Ce discours plaît à Gilbert Desmoulin. C’est ce qu’il a envie d’entendre. C’est ce qu’il pense. Il va falloir très vite : choisir des terrains propres à la construction, remembrer, recenser les besoins, préparer des programmes et les réaliser, dans le respect de la « Charte d’Athènes » dont les principes doivent régir l’urbanisme moderne. Il termine ses études à l’Institut d’Urbanisme de Paris, où il se rend pour soutenir sa thèse sur « Dinan et son évolution » et se jette, comme une brute, aux côtés de Robert Auzelle, dans l’immense travail qui les attend. Il se rend dans les principales villes de Bretagne qui sont à reconstruire d’urgence : Lorient, Brest, Concarneau, Quimper…

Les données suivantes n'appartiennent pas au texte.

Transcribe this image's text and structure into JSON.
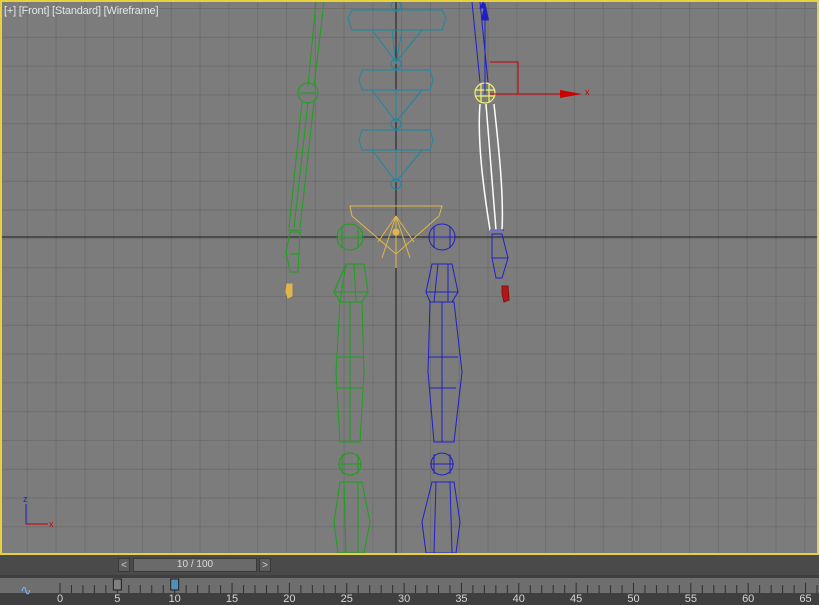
{
  "viewport": {
    "labels": [
      "[+]",
      "[Front]",
      "[Standard]",
      "[Wireframe]"
    ]
  },
  "gizmo": {
    "x_label": "x"
  },
  "axis_tripod": {
    "z_label": "z",
    "x_label": "x"
  },
  "timeline": {
    "prev_label": "<",
    "next_label": ">",
    "frame_display": "10 / 100",
    "current_frame": 10,
    "total_frames": 100,
    "ticks": [
      "0",
      "5",
      "10",
      "15",
      "20",
      "25",
      "30",
      "35",
      "40",
      "45",
      "50",
      "55",
      "60",
      "65"
    ],
    "key_frames": [
      5,
      10
    ]
  },
  "colors": {
    "viewport_bg": "#7c7c7c",
    "active_border": "#e8d23a",
    "left_bones": "#19a319",
    "right_bones": "#1f1fc8",
    "spine": "#1d87a3",
    "pelvis": "#e0b64a",
    "selected": "#ffffff",
    "gizmo_x": "#cc0000"
  },
  "icons": [
    "curve-editor-icon"
  ]
}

Robert Auzelle, le plus jeune des « fameux » urbanistes en chefs de Prothin, et Gilbert, son adjoint, ont leurs bureaux Place Saint Melaine, près de la Préfecture et du Thabor, le grand jardin public du centre de Rennes. Ils vivent là une aventure professionnelle extraordinaire qui consiste à coordonner les études d’aménagement et de reconstruction des villes frappées par les destructions de guerre. Ils innovent, ils inventent des solutions, lancent des « projets pilotes », mettent en place des structures, apportent une assistance aux élus de Bretagne.

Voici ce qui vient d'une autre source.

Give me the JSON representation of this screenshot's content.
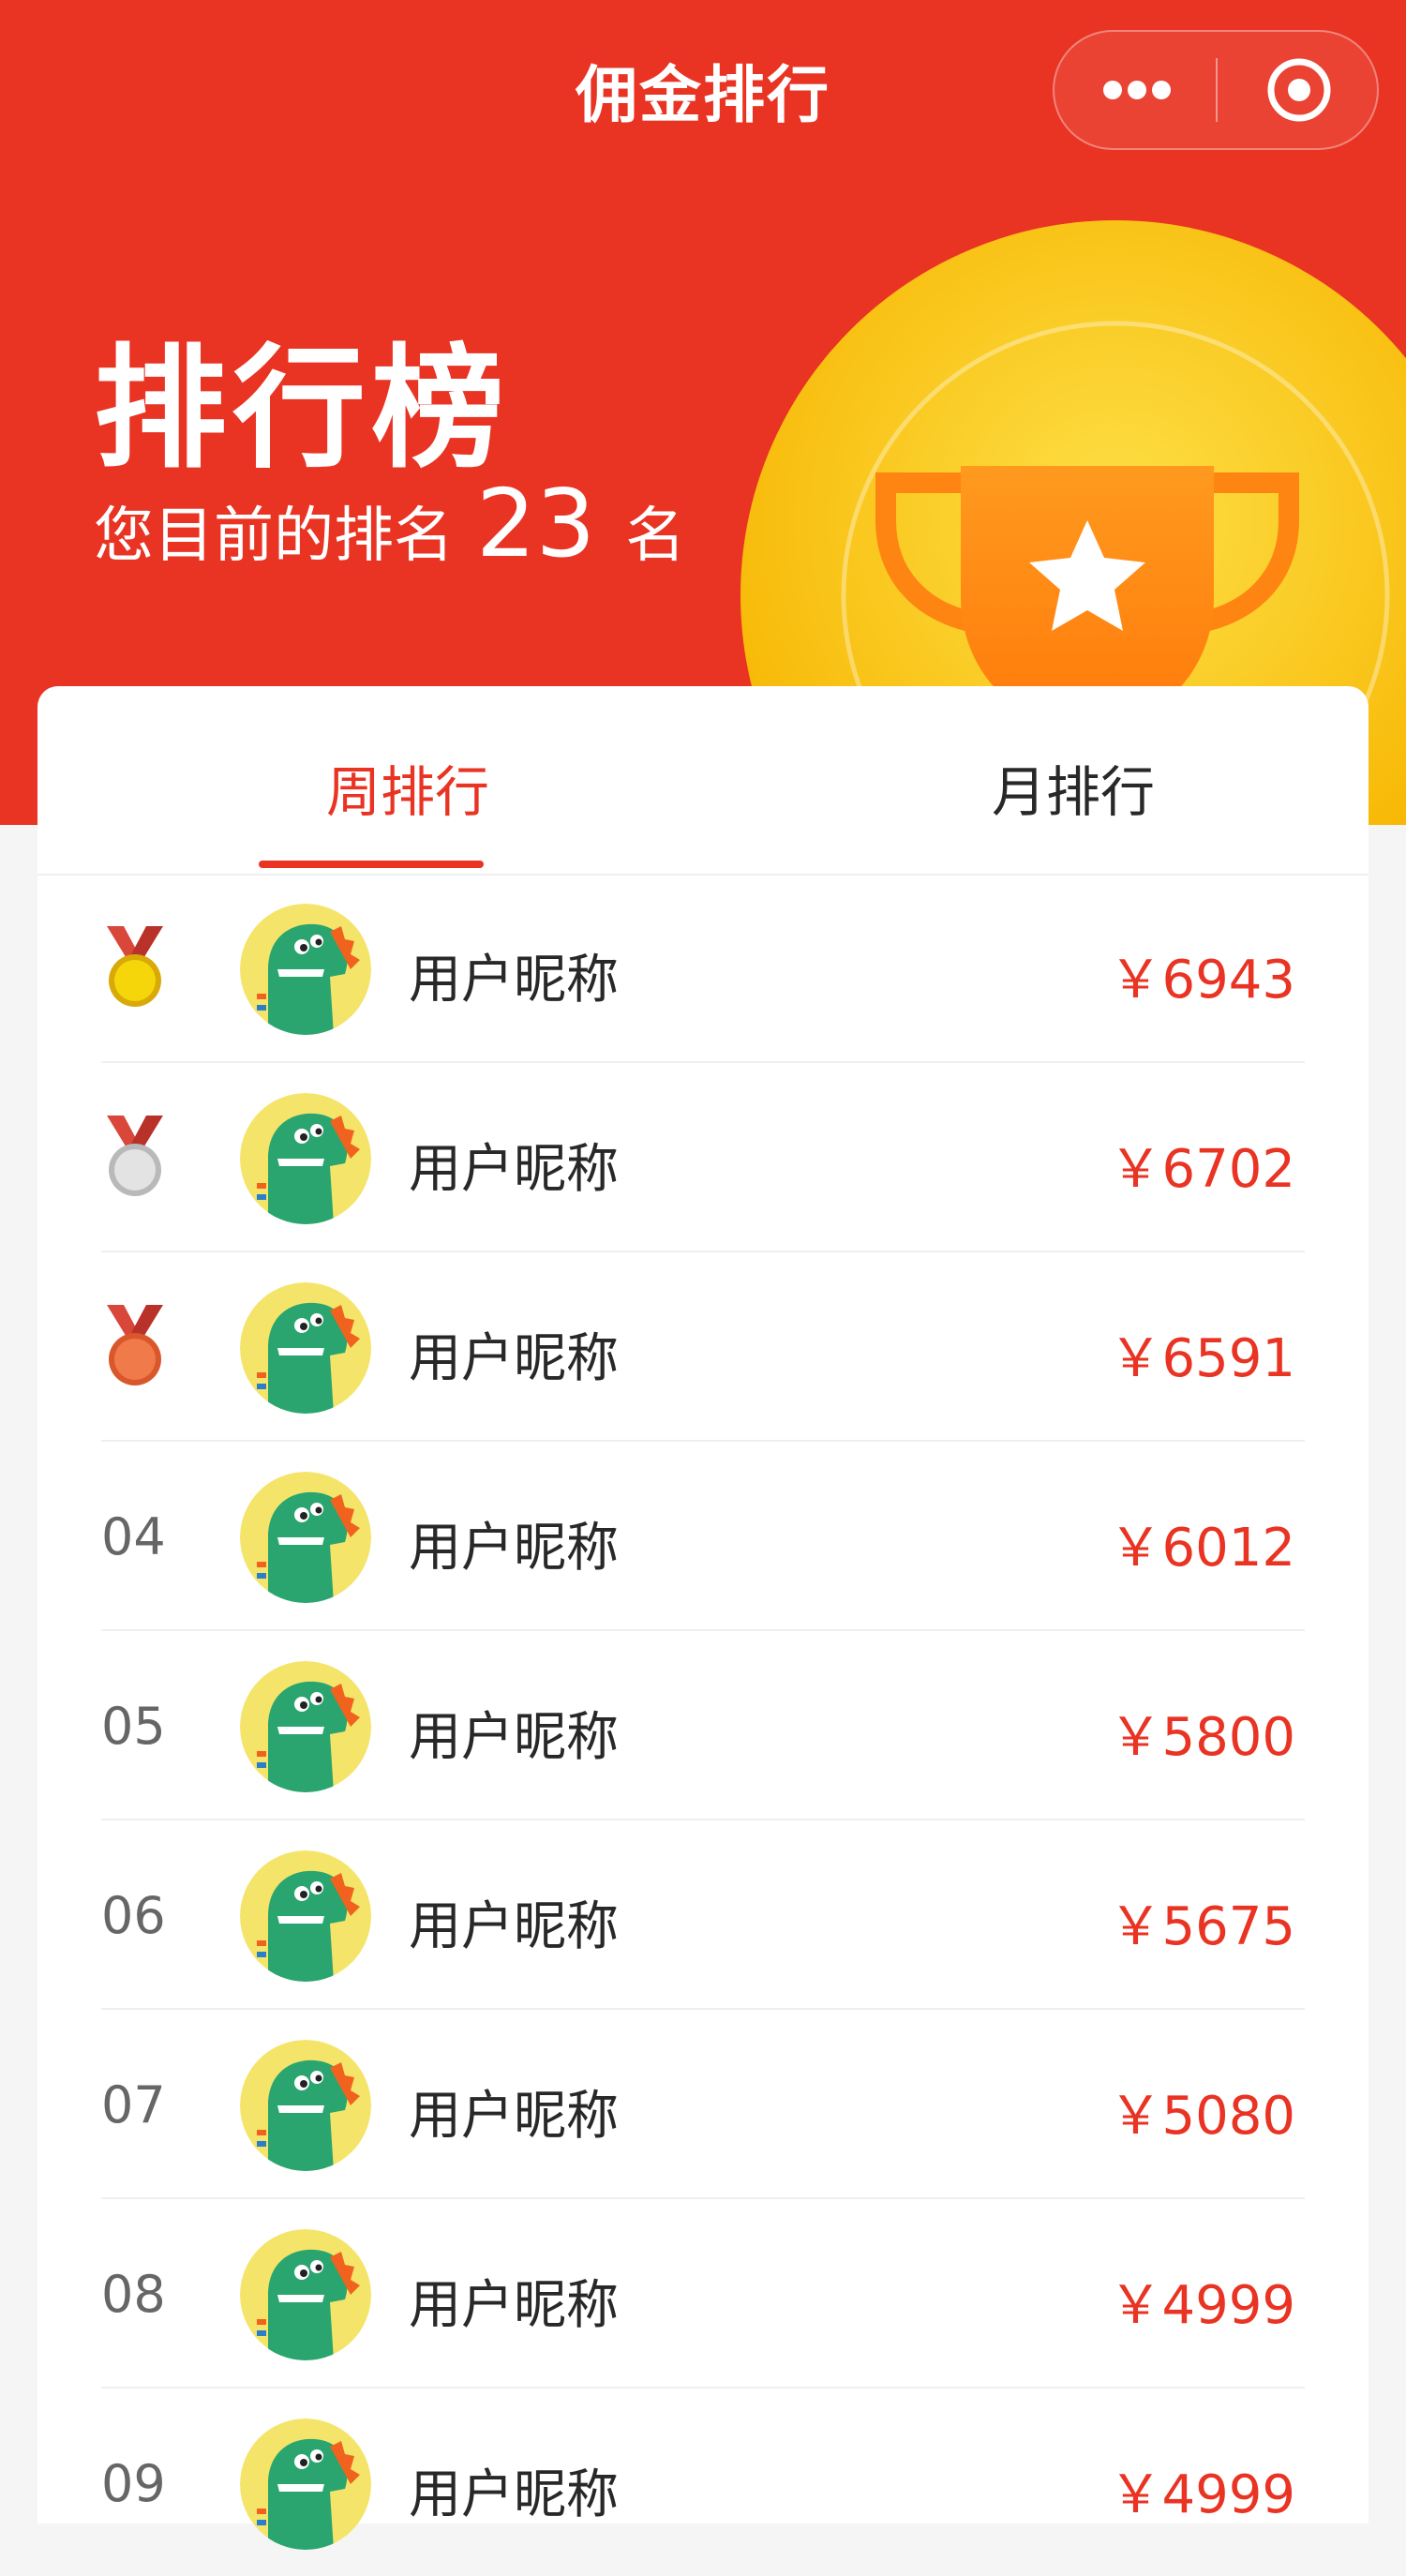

Gilbert apprend, observe, aux cotés de ce « Maître » qu’est déjà Robert Auzelle, au début d’une carrière internationale brillante. Au mois de septembre, Gilbert apprend qu’une grande réorganisation est en cours au Ministère. Les urbanistes en chef vont rentrer à Paris et des inspections départementales de l’urbanisme vont être créées. Robert Auzelle propose au directeur général, André Prothin, de nommer Gilbert inspecteur départemental de l’urbanisme à Angoulême. La nomination est confirmée par le Ministère qui a changé de locataire depuis que Georges Bidault a formé un gouvernement tripartite. Les Ministres passent, l’Administration reste! La nomination de Gilbert en Charente prend effet le premier octobre 1946. Gilbert est récompensé de son ardeur au travail, de sa motivation pour les questions de logement et d’urbanisme et de son excellente collaboration avec Robert Auzelle pour qui il a, et conservera, une immense admiration.